While New Zealand’s small size means funding opportunities can be limited, Debbie points to the benefits of the collaborative, inter-disciplinary culture within the nation’s science system.

“This culture has helped make us global leaders in this space,” she says.

She also feels proud to be mentoring the next generation of migraine researchers, which has involved bringing Ph.D. candidates to patient meetups to hear directly from sufferers.

“One of my students was just amazed and proud of what she was doing, contributing to understanding how those drugs work, that these patients are taking,” Debbie says.

Debbie feels similarly privileged to have helped raise awareness of migraine through groups like Migraine Foundation Aotearoa New Zealand, with whom she works closely.
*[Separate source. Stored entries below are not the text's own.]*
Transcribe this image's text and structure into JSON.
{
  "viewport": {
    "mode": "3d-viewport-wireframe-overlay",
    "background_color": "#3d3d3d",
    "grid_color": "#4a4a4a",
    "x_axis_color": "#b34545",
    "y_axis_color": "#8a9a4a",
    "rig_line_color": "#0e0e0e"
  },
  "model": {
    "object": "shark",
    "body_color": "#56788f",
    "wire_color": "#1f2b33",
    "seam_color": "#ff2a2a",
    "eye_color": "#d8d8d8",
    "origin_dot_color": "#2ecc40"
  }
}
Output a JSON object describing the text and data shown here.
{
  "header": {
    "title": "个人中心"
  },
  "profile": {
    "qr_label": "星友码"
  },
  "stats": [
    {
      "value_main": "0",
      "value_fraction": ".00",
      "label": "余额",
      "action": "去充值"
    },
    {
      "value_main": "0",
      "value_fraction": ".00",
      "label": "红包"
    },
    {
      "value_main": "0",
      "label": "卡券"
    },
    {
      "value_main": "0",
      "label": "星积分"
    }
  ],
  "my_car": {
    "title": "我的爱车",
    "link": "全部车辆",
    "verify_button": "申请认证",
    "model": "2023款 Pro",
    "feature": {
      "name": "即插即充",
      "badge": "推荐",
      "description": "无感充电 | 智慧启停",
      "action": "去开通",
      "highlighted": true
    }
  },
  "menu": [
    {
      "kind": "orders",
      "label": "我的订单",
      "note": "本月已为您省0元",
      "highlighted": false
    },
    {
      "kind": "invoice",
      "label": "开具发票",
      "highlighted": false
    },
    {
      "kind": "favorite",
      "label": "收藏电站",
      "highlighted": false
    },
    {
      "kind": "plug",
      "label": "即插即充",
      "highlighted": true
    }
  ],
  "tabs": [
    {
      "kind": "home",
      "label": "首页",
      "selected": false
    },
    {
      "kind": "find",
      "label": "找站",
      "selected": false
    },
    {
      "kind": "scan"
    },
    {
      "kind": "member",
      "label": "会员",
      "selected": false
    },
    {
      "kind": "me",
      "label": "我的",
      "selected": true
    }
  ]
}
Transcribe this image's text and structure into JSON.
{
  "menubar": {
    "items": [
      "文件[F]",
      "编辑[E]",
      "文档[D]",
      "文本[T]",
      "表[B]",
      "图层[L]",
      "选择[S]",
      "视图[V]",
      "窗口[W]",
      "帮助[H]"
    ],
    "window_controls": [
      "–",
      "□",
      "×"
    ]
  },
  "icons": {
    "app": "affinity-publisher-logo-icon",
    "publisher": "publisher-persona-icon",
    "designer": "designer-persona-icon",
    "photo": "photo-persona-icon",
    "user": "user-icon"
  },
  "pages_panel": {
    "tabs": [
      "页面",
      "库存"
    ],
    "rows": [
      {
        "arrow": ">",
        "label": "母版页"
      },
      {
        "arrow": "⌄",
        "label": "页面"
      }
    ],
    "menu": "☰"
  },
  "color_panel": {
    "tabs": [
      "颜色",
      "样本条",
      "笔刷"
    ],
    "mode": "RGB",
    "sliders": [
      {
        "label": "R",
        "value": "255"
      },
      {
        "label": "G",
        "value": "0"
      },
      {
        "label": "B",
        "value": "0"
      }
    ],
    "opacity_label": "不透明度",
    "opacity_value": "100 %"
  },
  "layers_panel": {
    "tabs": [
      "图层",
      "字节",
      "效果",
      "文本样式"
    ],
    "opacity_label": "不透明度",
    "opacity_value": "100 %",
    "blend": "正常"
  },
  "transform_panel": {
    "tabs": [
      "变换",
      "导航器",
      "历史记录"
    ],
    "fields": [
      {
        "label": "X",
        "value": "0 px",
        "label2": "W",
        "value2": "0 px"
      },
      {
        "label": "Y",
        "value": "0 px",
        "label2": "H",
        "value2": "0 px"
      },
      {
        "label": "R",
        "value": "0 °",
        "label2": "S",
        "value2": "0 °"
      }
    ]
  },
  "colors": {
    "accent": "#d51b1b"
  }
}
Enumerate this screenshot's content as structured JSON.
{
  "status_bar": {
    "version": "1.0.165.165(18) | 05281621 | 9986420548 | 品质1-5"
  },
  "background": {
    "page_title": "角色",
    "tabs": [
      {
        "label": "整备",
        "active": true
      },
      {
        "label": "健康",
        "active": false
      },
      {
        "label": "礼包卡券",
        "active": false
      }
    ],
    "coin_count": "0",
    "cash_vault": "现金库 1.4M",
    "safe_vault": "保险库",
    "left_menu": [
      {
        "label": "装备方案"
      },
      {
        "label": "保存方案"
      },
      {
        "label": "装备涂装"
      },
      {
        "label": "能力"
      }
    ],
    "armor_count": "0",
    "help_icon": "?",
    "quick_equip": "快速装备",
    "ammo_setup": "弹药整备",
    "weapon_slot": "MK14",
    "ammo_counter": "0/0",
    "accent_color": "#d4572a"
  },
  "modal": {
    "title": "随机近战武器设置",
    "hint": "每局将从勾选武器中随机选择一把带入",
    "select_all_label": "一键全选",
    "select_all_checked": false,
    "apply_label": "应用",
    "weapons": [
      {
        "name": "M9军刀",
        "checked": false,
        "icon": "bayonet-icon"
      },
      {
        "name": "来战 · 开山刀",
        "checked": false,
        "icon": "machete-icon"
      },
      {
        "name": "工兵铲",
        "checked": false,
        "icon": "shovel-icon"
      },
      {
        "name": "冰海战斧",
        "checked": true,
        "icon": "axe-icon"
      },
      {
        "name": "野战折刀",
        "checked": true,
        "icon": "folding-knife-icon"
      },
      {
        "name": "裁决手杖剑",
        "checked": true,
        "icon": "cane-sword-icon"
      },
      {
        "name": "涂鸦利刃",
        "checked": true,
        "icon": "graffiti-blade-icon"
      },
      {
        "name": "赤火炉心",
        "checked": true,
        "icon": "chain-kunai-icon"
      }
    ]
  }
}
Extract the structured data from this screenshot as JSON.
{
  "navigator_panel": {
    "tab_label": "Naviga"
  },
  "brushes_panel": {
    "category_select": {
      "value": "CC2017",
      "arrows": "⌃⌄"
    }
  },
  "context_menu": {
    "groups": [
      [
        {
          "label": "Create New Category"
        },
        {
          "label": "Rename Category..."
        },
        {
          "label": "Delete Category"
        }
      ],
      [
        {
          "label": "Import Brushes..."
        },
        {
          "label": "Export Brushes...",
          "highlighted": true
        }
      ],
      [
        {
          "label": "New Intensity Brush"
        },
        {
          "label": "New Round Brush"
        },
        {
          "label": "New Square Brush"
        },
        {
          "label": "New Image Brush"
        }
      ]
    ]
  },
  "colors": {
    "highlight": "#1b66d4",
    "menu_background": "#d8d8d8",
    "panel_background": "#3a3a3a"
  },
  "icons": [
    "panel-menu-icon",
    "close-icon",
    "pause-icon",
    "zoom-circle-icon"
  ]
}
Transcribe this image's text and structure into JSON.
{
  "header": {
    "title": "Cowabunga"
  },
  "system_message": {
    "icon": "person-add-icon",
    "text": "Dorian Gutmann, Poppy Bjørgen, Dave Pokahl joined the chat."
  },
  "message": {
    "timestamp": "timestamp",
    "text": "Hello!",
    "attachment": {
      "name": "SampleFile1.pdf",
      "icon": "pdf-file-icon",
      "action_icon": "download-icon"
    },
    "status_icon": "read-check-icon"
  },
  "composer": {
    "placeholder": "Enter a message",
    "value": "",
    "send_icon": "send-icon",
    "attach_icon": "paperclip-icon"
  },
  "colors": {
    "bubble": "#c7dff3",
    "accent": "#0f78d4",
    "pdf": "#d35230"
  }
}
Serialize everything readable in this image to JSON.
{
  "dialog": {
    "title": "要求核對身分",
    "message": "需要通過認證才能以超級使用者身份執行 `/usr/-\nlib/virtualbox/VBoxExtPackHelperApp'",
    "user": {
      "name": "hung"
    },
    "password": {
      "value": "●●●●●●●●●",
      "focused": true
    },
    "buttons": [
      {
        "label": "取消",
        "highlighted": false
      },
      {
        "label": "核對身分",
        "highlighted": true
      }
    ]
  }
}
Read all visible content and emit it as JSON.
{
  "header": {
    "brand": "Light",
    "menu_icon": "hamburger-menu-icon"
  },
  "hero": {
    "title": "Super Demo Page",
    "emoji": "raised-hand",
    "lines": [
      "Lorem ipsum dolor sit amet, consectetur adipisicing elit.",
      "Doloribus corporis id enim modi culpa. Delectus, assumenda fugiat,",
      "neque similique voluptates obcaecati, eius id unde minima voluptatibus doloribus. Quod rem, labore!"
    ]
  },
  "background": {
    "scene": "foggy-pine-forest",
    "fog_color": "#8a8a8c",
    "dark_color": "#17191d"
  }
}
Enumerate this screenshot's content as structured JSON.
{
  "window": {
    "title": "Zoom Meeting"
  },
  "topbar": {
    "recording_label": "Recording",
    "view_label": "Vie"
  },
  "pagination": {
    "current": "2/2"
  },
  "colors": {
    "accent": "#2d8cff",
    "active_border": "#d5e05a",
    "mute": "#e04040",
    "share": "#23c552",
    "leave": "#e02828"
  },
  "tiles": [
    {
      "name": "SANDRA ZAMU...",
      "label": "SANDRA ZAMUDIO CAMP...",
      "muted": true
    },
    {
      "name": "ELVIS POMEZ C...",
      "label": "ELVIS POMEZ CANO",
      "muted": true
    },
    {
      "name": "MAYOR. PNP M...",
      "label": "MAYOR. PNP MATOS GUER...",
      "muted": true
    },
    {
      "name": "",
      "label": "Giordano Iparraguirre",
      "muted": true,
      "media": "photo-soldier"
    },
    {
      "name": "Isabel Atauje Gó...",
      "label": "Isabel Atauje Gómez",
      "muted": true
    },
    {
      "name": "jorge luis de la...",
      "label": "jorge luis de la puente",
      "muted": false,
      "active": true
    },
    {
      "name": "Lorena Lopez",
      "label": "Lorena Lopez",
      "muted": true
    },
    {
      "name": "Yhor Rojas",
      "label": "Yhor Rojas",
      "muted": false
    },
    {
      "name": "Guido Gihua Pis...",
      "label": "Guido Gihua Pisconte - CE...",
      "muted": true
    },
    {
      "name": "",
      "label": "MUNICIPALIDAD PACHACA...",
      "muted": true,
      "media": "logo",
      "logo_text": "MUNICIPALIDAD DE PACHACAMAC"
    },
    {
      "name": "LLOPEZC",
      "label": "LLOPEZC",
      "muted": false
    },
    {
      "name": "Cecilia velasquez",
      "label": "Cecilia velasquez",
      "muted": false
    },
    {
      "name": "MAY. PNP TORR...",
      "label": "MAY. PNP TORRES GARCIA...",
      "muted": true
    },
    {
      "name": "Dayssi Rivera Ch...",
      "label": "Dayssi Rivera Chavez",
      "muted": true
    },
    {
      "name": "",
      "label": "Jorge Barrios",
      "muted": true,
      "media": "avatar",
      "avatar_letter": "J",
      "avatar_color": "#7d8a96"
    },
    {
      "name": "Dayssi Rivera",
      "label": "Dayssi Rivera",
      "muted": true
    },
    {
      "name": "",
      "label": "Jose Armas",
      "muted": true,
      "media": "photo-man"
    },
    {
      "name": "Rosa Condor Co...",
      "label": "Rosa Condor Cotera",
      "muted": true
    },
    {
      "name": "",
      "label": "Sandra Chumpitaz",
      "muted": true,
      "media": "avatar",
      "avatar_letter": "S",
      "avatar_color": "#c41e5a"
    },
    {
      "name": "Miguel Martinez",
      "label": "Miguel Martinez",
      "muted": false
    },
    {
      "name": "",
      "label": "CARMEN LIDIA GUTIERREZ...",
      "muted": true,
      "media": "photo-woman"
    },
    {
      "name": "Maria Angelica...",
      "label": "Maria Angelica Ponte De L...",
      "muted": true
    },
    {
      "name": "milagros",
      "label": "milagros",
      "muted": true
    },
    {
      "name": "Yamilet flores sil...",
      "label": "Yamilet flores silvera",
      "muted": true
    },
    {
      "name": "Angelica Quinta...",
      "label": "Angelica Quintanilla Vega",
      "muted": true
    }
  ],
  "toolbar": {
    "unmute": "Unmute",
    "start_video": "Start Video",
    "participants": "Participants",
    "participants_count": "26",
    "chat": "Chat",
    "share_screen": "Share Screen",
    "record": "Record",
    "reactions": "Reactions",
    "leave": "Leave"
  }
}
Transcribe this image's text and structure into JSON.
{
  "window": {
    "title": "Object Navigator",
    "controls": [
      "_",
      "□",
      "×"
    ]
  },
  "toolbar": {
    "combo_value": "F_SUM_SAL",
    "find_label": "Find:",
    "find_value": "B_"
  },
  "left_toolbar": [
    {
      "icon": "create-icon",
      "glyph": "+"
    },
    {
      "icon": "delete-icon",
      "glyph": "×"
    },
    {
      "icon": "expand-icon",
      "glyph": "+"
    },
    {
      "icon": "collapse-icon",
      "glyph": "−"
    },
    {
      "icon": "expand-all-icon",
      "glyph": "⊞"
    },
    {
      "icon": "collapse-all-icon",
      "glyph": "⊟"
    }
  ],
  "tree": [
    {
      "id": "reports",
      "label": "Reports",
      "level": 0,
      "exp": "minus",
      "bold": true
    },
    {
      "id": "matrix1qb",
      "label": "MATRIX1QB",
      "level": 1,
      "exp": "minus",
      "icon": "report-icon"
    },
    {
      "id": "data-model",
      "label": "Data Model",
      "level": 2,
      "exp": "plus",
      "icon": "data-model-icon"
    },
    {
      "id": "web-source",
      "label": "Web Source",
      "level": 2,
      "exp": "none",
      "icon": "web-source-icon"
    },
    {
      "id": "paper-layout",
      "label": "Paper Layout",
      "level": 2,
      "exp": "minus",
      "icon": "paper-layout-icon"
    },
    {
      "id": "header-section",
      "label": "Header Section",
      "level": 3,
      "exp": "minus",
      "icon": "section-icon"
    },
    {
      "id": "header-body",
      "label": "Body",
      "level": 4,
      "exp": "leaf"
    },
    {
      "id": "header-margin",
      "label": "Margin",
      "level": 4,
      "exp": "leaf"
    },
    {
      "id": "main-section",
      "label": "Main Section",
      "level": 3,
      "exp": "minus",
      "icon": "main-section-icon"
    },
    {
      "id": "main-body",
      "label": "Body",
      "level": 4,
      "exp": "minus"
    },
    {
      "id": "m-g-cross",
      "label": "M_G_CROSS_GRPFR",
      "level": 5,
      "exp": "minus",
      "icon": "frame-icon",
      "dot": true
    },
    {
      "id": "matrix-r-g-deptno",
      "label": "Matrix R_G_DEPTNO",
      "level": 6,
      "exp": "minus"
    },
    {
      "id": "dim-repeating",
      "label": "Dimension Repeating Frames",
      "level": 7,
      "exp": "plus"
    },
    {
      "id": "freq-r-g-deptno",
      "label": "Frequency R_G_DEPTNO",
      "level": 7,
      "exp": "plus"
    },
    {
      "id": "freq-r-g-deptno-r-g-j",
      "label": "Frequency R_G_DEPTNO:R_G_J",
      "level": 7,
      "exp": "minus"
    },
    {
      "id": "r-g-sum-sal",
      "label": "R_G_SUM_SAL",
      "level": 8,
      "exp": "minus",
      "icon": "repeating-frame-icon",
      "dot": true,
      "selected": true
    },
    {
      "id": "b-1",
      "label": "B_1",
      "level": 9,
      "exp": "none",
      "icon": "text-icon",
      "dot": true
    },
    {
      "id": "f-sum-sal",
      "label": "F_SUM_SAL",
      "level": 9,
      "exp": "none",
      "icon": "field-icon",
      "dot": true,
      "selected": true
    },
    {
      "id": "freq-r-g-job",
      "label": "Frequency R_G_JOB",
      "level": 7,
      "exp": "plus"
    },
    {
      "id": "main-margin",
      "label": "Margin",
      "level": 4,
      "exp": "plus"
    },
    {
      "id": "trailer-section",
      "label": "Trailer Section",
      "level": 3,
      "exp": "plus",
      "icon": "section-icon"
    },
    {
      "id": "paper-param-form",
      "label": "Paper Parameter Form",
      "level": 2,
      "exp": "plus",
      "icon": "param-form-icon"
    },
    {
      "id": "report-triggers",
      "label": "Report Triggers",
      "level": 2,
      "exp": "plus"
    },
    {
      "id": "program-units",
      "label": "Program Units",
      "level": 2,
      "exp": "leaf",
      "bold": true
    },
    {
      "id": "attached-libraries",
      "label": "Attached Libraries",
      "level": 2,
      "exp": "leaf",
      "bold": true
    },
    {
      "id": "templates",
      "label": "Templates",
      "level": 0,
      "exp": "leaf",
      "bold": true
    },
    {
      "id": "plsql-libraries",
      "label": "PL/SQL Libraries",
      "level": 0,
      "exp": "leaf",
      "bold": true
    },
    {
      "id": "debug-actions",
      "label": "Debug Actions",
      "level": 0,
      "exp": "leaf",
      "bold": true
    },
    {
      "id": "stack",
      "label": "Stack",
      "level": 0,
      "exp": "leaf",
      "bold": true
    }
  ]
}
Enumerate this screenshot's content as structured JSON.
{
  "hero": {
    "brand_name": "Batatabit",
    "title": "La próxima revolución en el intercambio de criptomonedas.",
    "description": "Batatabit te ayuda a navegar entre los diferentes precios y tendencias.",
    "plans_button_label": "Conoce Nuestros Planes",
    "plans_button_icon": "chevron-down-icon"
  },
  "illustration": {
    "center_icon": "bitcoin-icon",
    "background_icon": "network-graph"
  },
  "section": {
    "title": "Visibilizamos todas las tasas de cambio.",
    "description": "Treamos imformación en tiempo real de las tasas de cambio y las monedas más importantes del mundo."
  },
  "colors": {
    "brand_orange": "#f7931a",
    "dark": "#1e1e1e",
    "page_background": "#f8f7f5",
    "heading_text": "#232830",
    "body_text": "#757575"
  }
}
While acceptance of migraine as a real and debilitating neurological disease is slowly improving, she notes there is much more progress to be made.

“This is why advocacy is so important,” she stresses.

“And for those who live with this stigma, it’s about telling them they don’t have migraines because they ate some chocolate—and that it’s not their fault.”

Migraine In NZ: By the numbers

• One in seven people worldwide experience migraine, with the disease affecting two to three times as many women as men. More than 640,000 Kiwis are thought to live with the condition.
• Nearly one quarter (23%) of 530 people who responded to a national survey led by the University of Otago, Wellington, and the Migraine Foundation Aotearoa New Zealand, had chronic migraine (headache on 15 or more days a month).
• Of these, 20% had continuous or nearly continuous headache (five percent of all respondents) and another 22% had 24 or more days of headache per month (five percent of all respondents).